How to Choose the Right Stroller (Hint: It’s all about age)

You grasp the registry scanner as if it can magically deliver all the baby gear your heart could desire. You point it at onesies, blankies, jammies, and pull the trigger with glee.

You round the corner and skid to a halt. There, spread before you like a wall of confusion, is every stroller known to man. More intimidating than the bike aisle, you advance with caution, lest you accidentally pull the trigger toward the wrong one.

You start looking, immediately bypassing the fifteen-buck cheap-looking umbrella strollers. After all, this is going on the registry!

You scrutinize jogging strollers complete with phone hookups and speakers. Double strollers that look like a full-blown locomotive for parents of multiples. Brand-name designer strollers that, despite their exorbitant price tag, look suspiciously similar to those fifteen-buck strollers.

Thirty minutes later and more confused than ever, you flee the stroller section looking for refuge. You take sanctuary in the diaper aisle and your scanner resumes its cheerful chirping.

A stroller for every age

If you’re a new parent who hasn’t spent a lot of time around babies, you may think like I did, “Surely a stroller’s a stroller!”

After eight children, I’ve come to learn that all strollers are not created equally.

I’ve used the high-end Cadillacs of strollers and the cheap strollers. I’ve used the locomotive double strollers and the side-by-side double strollers for my twins. I’ve even used a jogging stroller. And guess what? Each of them was perfect for the season I found myself. It all depends on how old your child is.

Here’s what you need to know about buying strollers by age:

A newborn’s number one stroller need is support.

As you’ll soon discover, a consuming job for every new parent is to support baby’s head, whether they’re balancing a paper plate while holding a sleeping baby or warning the new cousin to “keep her head up!”

That’s why simple, bare-bones umbrella type strollers that seem perfect, both for the budget and for the back, aren’t suitable for newborns.

A newborn stroller needs to allow baby to recline with his head supported from falling to the side. Of course, some high-end umbrella strollers offer these features. More often, though, a parent of a newborn will prefer a stroller that allows for the car-seat to simply snap into position, eliminating the need for elaborate buckling rituals with a newborn who’s figuring out sleep and wake cycles.
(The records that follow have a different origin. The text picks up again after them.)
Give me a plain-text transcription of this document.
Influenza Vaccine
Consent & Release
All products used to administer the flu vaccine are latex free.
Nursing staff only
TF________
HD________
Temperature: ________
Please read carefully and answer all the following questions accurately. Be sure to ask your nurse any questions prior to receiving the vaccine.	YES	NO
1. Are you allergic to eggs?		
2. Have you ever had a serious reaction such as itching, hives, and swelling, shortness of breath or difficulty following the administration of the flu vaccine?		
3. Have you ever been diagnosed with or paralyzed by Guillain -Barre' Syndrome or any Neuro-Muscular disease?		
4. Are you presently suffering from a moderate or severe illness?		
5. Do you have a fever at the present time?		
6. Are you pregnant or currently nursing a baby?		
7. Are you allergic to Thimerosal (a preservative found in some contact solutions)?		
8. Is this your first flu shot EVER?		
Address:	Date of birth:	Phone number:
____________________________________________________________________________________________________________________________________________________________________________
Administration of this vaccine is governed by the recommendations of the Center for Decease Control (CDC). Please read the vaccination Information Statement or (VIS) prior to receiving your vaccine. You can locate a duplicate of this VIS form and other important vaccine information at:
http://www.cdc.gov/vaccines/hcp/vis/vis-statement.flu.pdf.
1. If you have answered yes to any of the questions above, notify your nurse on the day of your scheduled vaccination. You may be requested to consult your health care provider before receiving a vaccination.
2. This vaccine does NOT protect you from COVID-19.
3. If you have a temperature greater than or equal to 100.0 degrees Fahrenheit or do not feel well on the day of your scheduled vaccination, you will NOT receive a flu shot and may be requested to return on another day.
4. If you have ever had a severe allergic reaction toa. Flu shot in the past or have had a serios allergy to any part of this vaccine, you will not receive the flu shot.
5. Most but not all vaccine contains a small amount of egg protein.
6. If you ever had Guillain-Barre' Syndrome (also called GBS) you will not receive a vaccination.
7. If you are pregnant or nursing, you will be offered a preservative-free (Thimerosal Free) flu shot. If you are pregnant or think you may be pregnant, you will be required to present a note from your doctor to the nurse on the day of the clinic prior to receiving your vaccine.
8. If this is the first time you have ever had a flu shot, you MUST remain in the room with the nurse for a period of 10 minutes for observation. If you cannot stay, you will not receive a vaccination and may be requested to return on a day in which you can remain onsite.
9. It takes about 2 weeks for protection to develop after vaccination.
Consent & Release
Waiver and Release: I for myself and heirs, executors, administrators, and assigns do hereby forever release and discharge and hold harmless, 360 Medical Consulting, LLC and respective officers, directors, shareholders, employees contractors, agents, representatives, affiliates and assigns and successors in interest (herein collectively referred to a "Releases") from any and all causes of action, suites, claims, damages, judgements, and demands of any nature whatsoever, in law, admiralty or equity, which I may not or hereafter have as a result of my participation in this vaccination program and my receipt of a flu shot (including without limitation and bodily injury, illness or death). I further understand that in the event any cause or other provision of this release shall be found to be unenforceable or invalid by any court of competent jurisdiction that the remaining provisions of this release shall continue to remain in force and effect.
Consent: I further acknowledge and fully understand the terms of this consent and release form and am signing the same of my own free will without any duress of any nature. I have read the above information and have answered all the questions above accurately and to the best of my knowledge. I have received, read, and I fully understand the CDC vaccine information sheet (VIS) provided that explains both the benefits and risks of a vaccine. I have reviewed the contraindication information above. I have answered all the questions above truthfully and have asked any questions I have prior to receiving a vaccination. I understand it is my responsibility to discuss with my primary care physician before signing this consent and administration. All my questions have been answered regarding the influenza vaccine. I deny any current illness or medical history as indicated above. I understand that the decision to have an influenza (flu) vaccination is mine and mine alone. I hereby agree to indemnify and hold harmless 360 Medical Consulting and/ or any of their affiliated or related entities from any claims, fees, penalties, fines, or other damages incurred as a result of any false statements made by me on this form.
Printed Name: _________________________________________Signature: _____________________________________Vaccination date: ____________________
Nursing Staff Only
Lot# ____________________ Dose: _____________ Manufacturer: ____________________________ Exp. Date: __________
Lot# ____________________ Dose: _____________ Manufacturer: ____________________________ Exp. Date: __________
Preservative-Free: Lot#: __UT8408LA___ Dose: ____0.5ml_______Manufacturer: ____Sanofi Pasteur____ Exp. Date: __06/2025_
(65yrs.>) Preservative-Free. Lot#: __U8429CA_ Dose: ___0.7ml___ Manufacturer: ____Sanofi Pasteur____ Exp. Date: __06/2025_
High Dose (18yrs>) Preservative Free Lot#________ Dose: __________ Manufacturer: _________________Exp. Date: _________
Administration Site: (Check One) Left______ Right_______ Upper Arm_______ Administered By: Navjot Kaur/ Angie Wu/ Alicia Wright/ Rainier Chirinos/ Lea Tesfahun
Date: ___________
Another thing for the first-time parent to consider is that, with a newborn, you may not realize how much your life is about to change. You may think you’ll immediately be carting your baby off to the mall and the park, but realistically, you might be surprised how much you’ll want to stay close to home those first sleep-deprived weeks. Unless you know for sure you’re going to be using a stroller with your newborn regularly, you might want to wait until your baby has a little more upper body control before shelling out beaucoups of bucks for a conveyance that won’t be often used.

A 3 to 12 month old baby’s primary stroller need is safety.
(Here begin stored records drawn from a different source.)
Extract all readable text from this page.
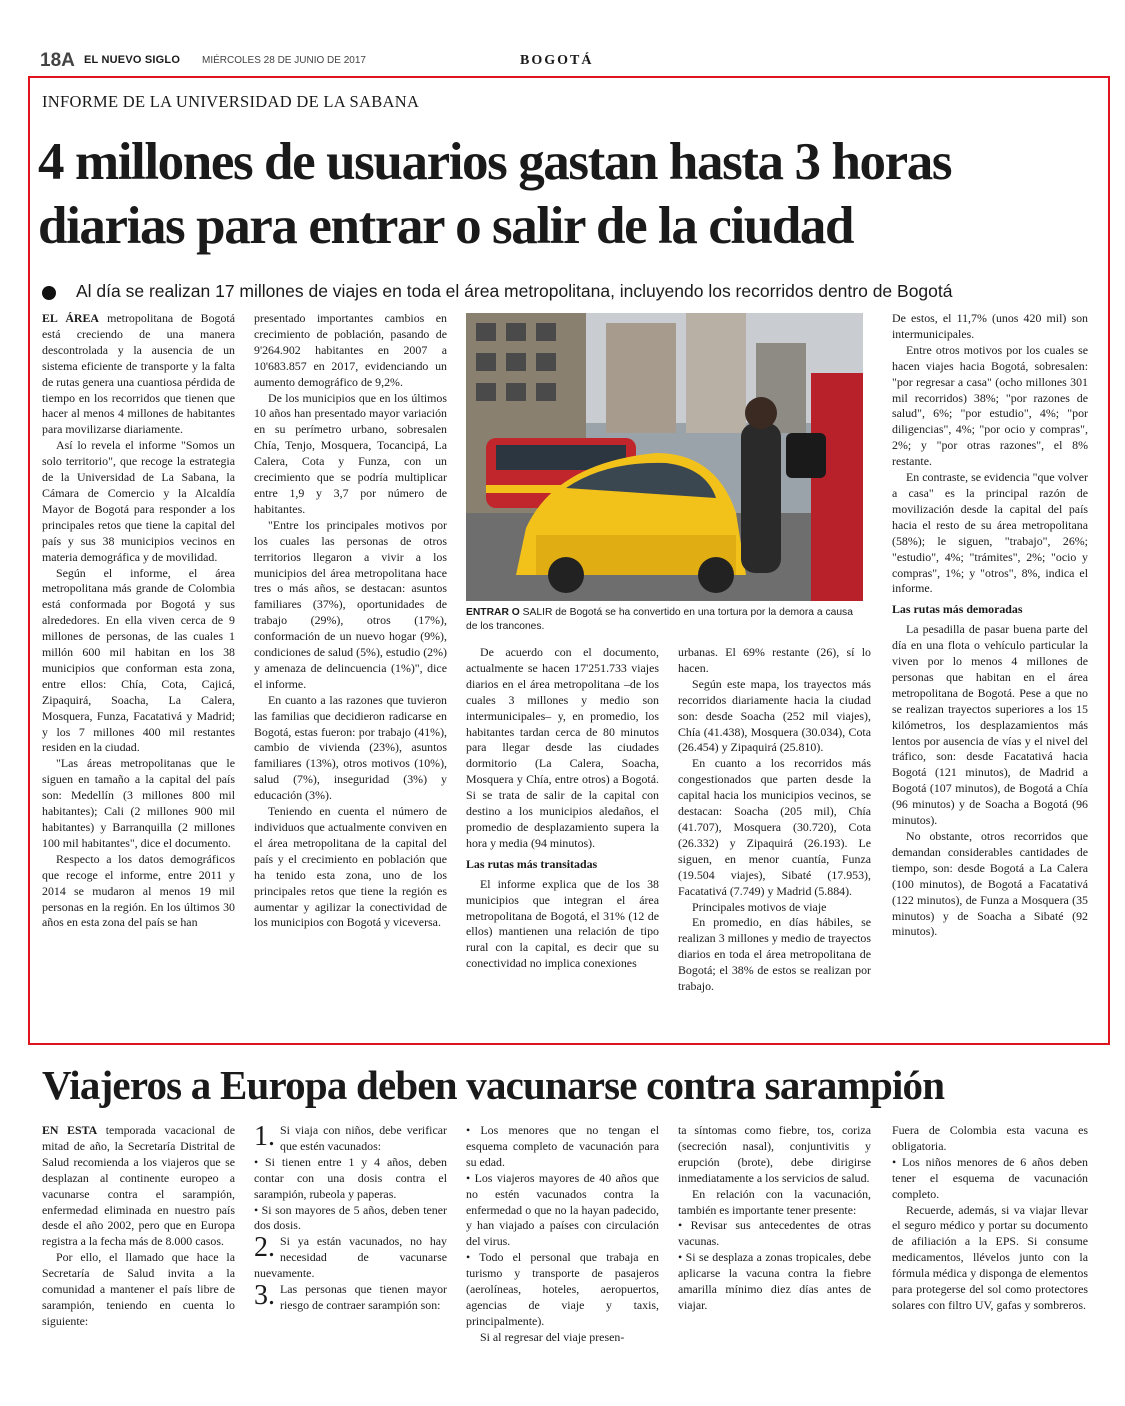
18A EL NUEVO SIGLO MIÉRCOLES 28 DE JUNIO DE 2017	BOGOTÁ
INFORME DE LA UNIVERSIDAD DE LA SABANA
4 millones de usuarios gastan hasta 3 horas
diarias para entrar o salir de la ciudad
Al día se realizan 17 millones de viajes en toda el área metropolitana, incluyendo los recorridos dentro de Bogotá

EL ÁREA metropolitana de Bogotá está creciendo de una manera descontrolada y la ausencia de un sistema eficiente de transporte y la falta de rutas genera una cuantiosa pérdida de tiempo en los recorridos que tienen que hacer al menos 4 millones de habitantes para movilizarse diariamente.

Así lo revela el informe "Somos un solo territorio", que recoge la estrategia de la Universidad de La Sabana, la Cámara de Comercio y la Alcaldía Mayor de Bogotá para responder a los principales retos que tiene la capital del país y sus 38 municipios vecinos en materia demográfica y de movilidad.

Según el informe, el área metropolitana más grande de Colombia está conformada por Bogotá y sus alrededores. En ella viven cerca de 9 millones de personas, de las cuales 1 millón 600 mil habitan en los 38 municipios que conforman esta zona, entre ellos: Chía, Cota, Cajicá, Zipaquirá, Soacha, La Calera, Mosquera, Funza, Facatativá y Madrid; y los 7 millones 400 mil restantes residen en la ciudad.

"Las áreas metropolitanas que le siguen en tamaño a la capital del país son: Medellín (3 millones 800 mil habitantes); Cali (2 millones 900 mil habitantes) y Barranquilla (2 millones 100 mil habitantes", dice el documento.

Respecto a los datos demográficos que recoge el informe, entre 2011 y 2014 se mudaron al menos 19 mil personas en la región. En los últimos 30 años en esta zona del país se han

presentado importantes cambios en crecimiento de población, pasando de 9'264.902 habitantes en 2007 a 10'683.857 en 2017, evidenciando un aumento demográfico de 9,2%.

De los municipios que en los últimos 10 años han presentado mayor variación en su perímetro urbano, sobresalen Chía, Tenjo, Mosquera, Tocancipá, La Calera, Cota y Funza, con un crecimiento que se podría multiplicar entre 1,9 y 3,7 por número de habitantes.

"Entre los principales motivos por los cuales las personas de otros territorios llegaron a vivir a los municipios del área metropolitana hace tres o más años, se destacan: asuntos familiares (37%), oportunidades de trabajo (29%), otros (17%), conformación de un nuevo hogar (9%), condiciones de salud (5%), estudio (2%) y amenaza de delincuencia (1%)", dice el informe.

En cuanto a las razones que tuvieron las familias que decidieron radicarse en Bogotá, estas fueron: por trabajo (41%), cambio de vivienda (23%), asuntos familiares (13%), otros motivos (10%), salud (7%), inseguridad (3%) y educación (3%).

Teniendo en cuenta el número de individuos que actualmente conviven en el área metropolitana de la capital del país y el crecimiento en población que ha tenido esta zona, uno de los principales retos que tiene la región es aumentar y agilizar la conectividad de los municipios con Bogotá y viceversa.

ENTRAR O SALIR de Bogotá se ha convertido en una tortura por la demora a causa de los trancones.

De acuerdo con el documento, actualmente se hacen 17'251.733 viajes diarios en el área metropolitana –de los cuales 3 millones y medio son intermunicipales– y, en promedio, los habitantes tardan cerca de 80 minutos para llegar desde las ciudades dormitorio (La Calera, Soacha, Mosquera y Chía, entre otros) a Bogotá. Si se trata de salir de la capital con destino a los municipios aledaños, el promedio de desplazamiento supera la hora y media (94 minutos).

Las rutas más transitadas

El informe explica que de los 38 municipios que integran el área metropolitana de Bogotá, el 31% (12 de ellos) mantienen una relación de tipo rural con la capital, es decir que su conectividad no implica conexiones

urbanas. El 69% restante (26), sí lo hacen.

Según este mapa, los trayectos más recorridos diariamente hacia la ciudad son: desde Soacha (252 mil viajes), Chía (41.438), Mosquera (30.034), Cota (26.454) y Zipaquirá (25.810).

En cuanto a los recorridos más congestionados que parten desde la capital hacia los municipios vecinos, se destacan: Soacha (205 mil), Chía (41.707), Mosquera (30.720), Cota (26.332) y Zipaquirá (26.193). Le siguen, en menor cuantía, Funza (19.504 viajes), Sibaté (17.953), Facatativá (7.749) y Madrid (5.884).

Principales motivos de viaje

En promedio, en días hábiles, se realizan 3 millones y medio de trayectos diarios en toda el área metropolitana de Bogotá; el 38% de estos se realizan por trabajo.

De estos, el 11,7% (unos 420 mil) son intermunicipales.

Entre otros motivos por los cuales se hacen viajes hacia Bogotá, sobresalen: "por regresar a casa" (ocho millones 301 mil recorridos) 38%; "por razones de salud", 6%; "por estudio", 4%; "por diligencias", 4%; "por ocio y compras", 2%; y "por otras razones", el 8% restante.

En contraste, se evidencia "que volver a casa" es la principal razón de movilización desde la capital del país hacia el resto de su área metropolitana (58%); le siguen, "trabajo", 26%; "estudio", 4%; "trámites", 2%; "ocio y compras", 1%; y "otros", 8%, indica el informe.

Las rutas más demoradas

La pesadilla de pasar buena parte del día en una flota o vehículo particular la viven por lo menos 4 millones de personas que habitan en el área metropolitana de Bogotá. Pese a que no se realizan trayectos superiores a los 15 kilómetros, los desplazamientos más lentos por ausencia de vías y el nivel del tráfico, son: desde Facatativá hacia Bogotá (121 minutos), de Madrid a Bogotá (107 minutos), de Bogotá a Chía (96 minutos) y de Soacha a Bogotá (96 minutos).

No obstante, otros recorridos que demandan considerables cantidades de tiempo, son: desde Bogotá a La Calera (100 minutos), de Bogotá a Facatativá (122 minutos), de Funza a Mosquera (35 minutos) y de Soacha a Sibaté (92 minutos).

Viajeros a Europa deben vacunarse contra sarampión

EN ESTA temporada vacacional de mitad de año, la Secretaría Distrital de Salud recomienda a los viajeros que se desplazan al continente europeo a vacunarse contra el sarampión, enfermedad eliminada en nuestro país desde el año 2002, pero que en Europa registra a la fecha más de 8.000 casos.

Por ello, el llamado que hace la Secretaría de Salud invita a la comunidad a mantener el país libre de sarampión, teniendo en cuenta lo siguiente:

1. Si viaja con niños, debe verificar que estén vacunados:

• Si tienen entre 1 y 4 años, deben contar con una dosis contra el sarampión, rubeola y paperas.

• Si son mayores de 5 años, deben tener dos dosis.

2. Si ya están vacunados, no hay necesidad de vacunarse nuevamente.

3. Las personas que tienen mayor riesgo de contraer sarampión son:

• Los menores que no tengan el esquema completo de vacunación para su edad.

• Los viajeros mayores de 40 años que no estén vacunados contra la enfermedad o que no la hayan padecido, y han viajado a países con circulación del virus.

• Todo el personal que trabaja en turismo y transporte de pasajeros (aerolíneas, hoteles, aeropuertos, agencias de viaje y taxis, principalmente).

Si al regresar del viaje presen-

ta síntomas como fiebre, tos, coriza (secreción nasal), conjuntivitis y erupción (brote), debe dirigirse inmediatamente a los servicios de salud.

En relación con la vacunación, también es importante tener presente:

• Revisar sus antecedentes de otras vacunas.

• Si se desplaza a zonas tropicales, debe aplicarse la vacuna contra la fiebre amarilla mínimo diez días antes de viajar.

Fuera de Colombia esta vacuna es obligatoria.

• Los niños menores de 6 años deben tener el esquema de vacunación completo.

Recuerde, además, si va viajar llevar el seguro médico y portar su documento de afiliación a la EPS. Si consume medicamentos, llévelos junto con la fórmula médica y disponga de elementos para protegerse del sol como protectores solares con filtro UV, gafas y sombreros.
Once your baby can hold his head up enough to actually enjoy a stroller ride, chances are your trips out will have gotten more frequent. Once this occurs, your primary focus should be on safety. Obviously, safety will always be a concern, but at this tender age group, it’s especially vital.

Here are some questions to ask yourself to determine if a stroller offers that safety you’ll need:

  1. Does this stroller have a brake that’s easy to use for when I’m digging in my purse at the top of a hill at the park?
  2. Does this stroller allow me to see my baby when I’m walking, or is there an obstruction?
  3. Does this stroller provide shade if we’re at the amusement park or my nephew’s Little League game?
  4. Will this stroller require me to leave my child unattended in the car for long stretches while I try to remember how to fold it up and stow it in the trunk?
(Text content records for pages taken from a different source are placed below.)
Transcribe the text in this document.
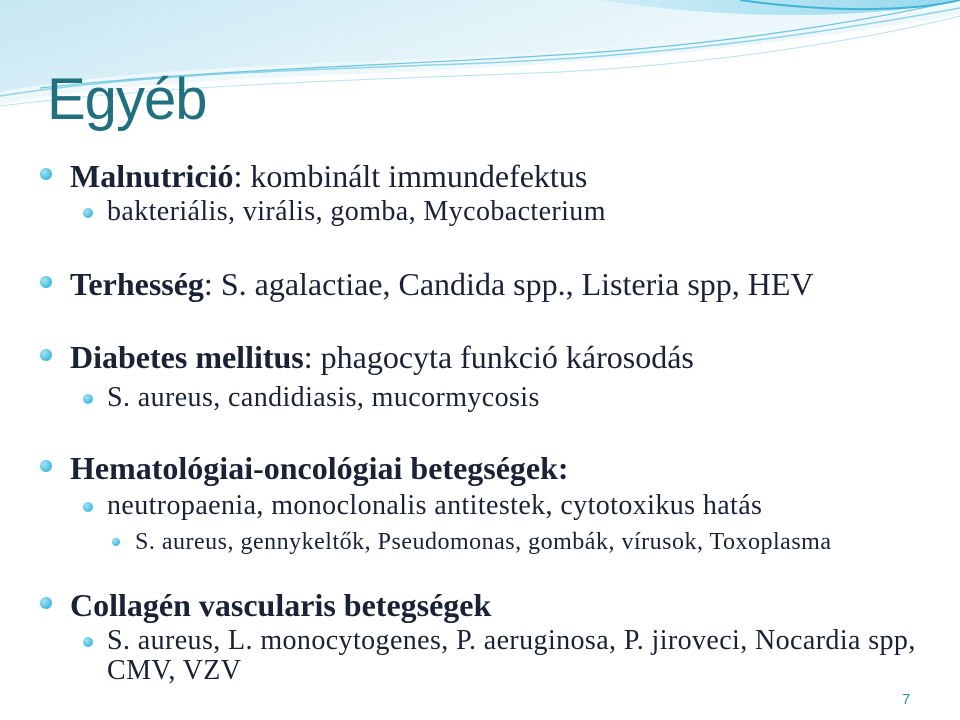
Egyéb
Malnutrició: kombinált immundefektus
bakteriális, virális, gomba, Mycobacterium
Terhesség: S. agalactiae, Candida spp., Listeria spp, HEV
Diabetes mellitus: phagocyta funkció károsodás
S. aureus, candidiasis, mucormycosis
Hematológiai-oncológiai betegségek:
neutropaenia, monoclonalis antitestek, cytotoxikus hatás
S. aureus, gennykeltők, Pseudomonas, gombák, vírusok, Toxoplasma
Collagén vascularis betegségek
S. aureus, L. monocytogenes, P. aeruginosa, P. jiroveci, Nocardia spp, CMV, VZV
7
Every parent’s situation is different, so depending on which of the above questions applies to you, you should be able to determine where you need to focus your priorities in choosing a stroller.

A 1-year-old baby’s primary stroller need is security.

While all the above questions still apply for one-year-olds, by the time your baby becomes mobile a new factor enters into the equation: will my baby stay put in the stroller?

By this age range, you’ll want to make sure your baby is securely buckled in, especially if you have a wild child who loves to practice his escape act. While home is a great place to practice going out and about and teach your child so that embarrassing store scenes don’t happen to you, when you are out and about you’ll appreciate a tough five-point harness that keeps Buddy occupied while you’re shopping.

A toddler’s primary stroller need is convenience.

By the time your child is old enough to alternate between riding and walking, you’ll appreciate a stroller portable enough to not require you to require your child to ride.

This is when umbrella strollers are worth their weight in gold. Small enough to hang on a hook in the closet, light enough to carry while you hold your child’s hand, these strollers are perfect both for the park and the plane ride.

Every Situation Is Different

As you stare at the wall of strollers, remember that every situation is different. We all have different budgets, different priorities, and different needs. Once you’ve considered what you’re needing most at this point, it’s a good idea to find a friend in similar circumstances and find out what works for them.

Above all, enjoy every minute with your new love. I know you’ve heard it before, but soon you’ll be saying it too: It goes by fast.